European Molecular Biology Laboratory, European Bioinformatics Institute (EMBL-EBI), Wellcome Trust Genome Campus, Hinxton CB10 1SD and Wellcome Trust Sanger Institute, Wellcome Trust Genome Campus, Hinxton CB10 1SA, UK.
Bioinformatics. 2014 May 1;30(9):1236-40. doi: 10.1093/bioinformatics/btu031. Epub 2014 Jan 21.
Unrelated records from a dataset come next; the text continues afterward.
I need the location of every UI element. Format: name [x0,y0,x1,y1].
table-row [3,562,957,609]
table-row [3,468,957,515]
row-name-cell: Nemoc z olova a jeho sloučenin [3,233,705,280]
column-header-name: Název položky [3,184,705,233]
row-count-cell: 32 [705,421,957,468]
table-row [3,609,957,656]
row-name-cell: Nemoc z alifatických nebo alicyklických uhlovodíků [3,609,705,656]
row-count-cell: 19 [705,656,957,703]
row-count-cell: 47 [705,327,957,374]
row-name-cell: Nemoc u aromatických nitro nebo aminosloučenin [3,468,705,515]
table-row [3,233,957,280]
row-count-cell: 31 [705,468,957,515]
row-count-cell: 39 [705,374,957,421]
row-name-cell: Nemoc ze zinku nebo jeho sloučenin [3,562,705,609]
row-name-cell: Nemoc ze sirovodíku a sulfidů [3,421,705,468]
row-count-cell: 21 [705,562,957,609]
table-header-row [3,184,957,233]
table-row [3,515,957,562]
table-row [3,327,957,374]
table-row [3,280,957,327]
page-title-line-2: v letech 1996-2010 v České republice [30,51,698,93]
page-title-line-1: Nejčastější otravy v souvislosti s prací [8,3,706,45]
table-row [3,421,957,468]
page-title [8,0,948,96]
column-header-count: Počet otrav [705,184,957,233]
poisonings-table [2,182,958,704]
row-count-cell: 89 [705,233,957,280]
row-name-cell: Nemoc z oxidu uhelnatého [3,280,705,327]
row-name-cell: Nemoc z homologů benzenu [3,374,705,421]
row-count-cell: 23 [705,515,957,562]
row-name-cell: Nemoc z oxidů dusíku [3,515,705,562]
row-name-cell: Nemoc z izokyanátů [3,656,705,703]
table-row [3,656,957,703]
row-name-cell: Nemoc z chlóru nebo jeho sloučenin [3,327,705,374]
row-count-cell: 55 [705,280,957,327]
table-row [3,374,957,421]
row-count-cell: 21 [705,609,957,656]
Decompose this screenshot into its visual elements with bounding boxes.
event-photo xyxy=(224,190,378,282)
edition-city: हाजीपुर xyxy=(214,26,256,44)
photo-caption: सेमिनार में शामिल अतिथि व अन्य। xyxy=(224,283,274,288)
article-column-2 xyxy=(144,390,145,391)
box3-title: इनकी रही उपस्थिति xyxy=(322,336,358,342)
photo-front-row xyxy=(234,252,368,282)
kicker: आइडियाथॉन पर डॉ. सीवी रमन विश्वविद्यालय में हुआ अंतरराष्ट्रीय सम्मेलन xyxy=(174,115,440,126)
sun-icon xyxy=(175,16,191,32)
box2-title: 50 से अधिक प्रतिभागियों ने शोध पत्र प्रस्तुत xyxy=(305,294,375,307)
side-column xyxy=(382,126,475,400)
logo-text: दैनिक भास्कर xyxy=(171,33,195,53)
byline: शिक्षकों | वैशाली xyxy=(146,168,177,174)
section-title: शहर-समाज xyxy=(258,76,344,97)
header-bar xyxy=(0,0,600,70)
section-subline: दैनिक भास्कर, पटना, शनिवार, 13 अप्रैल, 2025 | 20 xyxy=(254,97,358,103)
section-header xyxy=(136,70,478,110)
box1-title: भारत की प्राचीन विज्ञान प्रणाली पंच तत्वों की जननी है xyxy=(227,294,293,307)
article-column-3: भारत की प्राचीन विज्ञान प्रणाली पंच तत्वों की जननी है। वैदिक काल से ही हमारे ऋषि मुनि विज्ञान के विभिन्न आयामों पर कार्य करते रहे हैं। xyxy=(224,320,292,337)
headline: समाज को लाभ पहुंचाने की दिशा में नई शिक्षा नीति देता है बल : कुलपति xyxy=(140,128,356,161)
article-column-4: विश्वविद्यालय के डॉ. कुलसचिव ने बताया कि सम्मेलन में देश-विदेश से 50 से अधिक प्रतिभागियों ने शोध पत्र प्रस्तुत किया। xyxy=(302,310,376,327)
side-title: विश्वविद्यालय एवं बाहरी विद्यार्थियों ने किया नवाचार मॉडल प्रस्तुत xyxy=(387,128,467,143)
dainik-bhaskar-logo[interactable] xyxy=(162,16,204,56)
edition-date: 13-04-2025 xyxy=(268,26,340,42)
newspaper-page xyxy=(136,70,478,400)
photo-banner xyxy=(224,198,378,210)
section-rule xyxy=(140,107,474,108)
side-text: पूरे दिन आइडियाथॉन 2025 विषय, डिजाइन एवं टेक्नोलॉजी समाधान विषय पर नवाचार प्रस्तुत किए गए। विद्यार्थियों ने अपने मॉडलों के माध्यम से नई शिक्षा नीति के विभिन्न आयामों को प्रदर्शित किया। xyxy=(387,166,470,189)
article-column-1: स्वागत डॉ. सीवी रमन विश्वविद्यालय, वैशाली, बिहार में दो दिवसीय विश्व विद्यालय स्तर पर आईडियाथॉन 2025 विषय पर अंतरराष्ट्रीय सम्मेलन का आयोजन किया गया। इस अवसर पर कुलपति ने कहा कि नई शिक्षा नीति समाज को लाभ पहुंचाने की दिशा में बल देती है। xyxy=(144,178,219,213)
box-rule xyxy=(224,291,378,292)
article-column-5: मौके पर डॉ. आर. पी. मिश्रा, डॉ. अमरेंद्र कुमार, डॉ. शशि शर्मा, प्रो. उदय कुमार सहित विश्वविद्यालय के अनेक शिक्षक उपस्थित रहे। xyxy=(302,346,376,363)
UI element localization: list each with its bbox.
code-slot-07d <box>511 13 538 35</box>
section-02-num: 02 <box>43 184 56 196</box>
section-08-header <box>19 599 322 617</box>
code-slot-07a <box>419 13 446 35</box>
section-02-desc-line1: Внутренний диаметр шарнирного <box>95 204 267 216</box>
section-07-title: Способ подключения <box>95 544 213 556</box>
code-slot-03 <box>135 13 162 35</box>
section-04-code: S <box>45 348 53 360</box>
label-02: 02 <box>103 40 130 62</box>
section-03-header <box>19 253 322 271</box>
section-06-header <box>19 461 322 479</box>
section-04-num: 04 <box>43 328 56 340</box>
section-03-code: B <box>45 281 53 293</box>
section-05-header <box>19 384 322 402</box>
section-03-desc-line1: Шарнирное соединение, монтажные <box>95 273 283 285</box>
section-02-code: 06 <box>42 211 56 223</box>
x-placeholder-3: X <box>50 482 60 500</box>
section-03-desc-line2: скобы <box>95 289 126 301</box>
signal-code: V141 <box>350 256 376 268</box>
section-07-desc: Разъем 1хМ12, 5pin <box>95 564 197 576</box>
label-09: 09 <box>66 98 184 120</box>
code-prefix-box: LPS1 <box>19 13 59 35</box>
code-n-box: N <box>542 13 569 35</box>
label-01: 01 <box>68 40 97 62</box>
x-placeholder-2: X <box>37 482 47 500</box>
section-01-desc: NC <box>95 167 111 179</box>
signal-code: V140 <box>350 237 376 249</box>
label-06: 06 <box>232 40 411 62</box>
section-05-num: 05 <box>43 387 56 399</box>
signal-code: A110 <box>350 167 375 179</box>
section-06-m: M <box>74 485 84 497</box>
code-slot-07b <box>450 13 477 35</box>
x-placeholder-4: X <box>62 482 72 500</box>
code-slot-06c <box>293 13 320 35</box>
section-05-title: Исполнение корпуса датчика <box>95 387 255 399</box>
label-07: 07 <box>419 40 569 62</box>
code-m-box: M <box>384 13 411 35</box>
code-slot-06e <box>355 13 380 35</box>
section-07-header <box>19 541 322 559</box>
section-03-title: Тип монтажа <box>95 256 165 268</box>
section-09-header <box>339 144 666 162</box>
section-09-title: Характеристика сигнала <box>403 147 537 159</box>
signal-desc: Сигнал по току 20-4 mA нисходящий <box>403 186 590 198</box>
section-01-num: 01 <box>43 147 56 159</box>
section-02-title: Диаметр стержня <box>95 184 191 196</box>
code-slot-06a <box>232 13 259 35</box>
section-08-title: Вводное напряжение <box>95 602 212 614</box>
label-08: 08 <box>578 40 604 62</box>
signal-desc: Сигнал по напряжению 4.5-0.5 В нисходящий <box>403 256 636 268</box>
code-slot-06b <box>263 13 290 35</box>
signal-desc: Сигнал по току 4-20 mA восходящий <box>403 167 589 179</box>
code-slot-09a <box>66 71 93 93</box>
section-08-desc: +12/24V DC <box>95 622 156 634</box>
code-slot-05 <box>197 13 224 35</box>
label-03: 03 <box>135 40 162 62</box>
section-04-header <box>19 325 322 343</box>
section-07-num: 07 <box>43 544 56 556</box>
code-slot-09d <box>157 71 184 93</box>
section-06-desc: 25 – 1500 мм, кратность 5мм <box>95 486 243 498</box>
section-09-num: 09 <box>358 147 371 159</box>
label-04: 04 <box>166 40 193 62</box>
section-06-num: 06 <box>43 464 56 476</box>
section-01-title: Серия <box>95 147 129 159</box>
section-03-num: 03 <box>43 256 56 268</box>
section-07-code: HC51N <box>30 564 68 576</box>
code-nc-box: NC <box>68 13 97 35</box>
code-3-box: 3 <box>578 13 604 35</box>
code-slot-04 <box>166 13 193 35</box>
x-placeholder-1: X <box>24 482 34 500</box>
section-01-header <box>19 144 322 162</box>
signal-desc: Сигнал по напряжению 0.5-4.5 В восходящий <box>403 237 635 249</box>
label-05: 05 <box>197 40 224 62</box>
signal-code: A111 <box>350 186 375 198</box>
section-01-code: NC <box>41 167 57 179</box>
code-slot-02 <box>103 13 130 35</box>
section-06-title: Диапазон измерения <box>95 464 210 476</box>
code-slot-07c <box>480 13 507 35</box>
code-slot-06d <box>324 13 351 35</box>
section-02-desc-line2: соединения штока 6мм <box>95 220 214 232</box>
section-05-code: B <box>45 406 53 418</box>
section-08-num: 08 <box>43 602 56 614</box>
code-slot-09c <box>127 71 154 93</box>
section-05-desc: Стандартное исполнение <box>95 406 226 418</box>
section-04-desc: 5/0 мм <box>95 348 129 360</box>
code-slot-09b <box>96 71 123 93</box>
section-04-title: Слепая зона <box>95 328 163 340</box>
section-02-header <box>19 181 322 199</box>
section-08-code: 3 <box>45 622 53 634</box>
Robust large-scale sequence analysis is a major challenge in modern genomic science, where biologists are frequently trying to characterize many millions of sequences. Here, we describe a new Java-based architecture for the widely used protein function prediction software package InterProScan. Developments include improvements and additions to the outputs of the software and the complete reimplementation of the software framework, resulting in a flexible and stable system that is able to use both multiprocessor machines and/or conventional clusters to achieve scalable distributed data analysis. InterProScan is freely available for download from the EMBl-EBI FTP site and the open source code is hosted at Google Code.
大规模序列分析是现代基因组科学的一大挑战,生物学家经常试图对数百万条序列进行特征描述。在这里,我们描述了一个新的基于 Java 的架构,用于广泛使用的蛋白质功能预测软件包 InterProScan。开发包括改进和添加软件的输出,并对软件框架进行全面的重新实现,从而构建一个灵活且稳定的系统,该系统能够使用多处理器机器和/或传统集群来实现可扩展的分布式数据分析。InterProScan 可从 EMBl-EBI FTP 站点免费下载,其开源代码托管在 Google Code 上。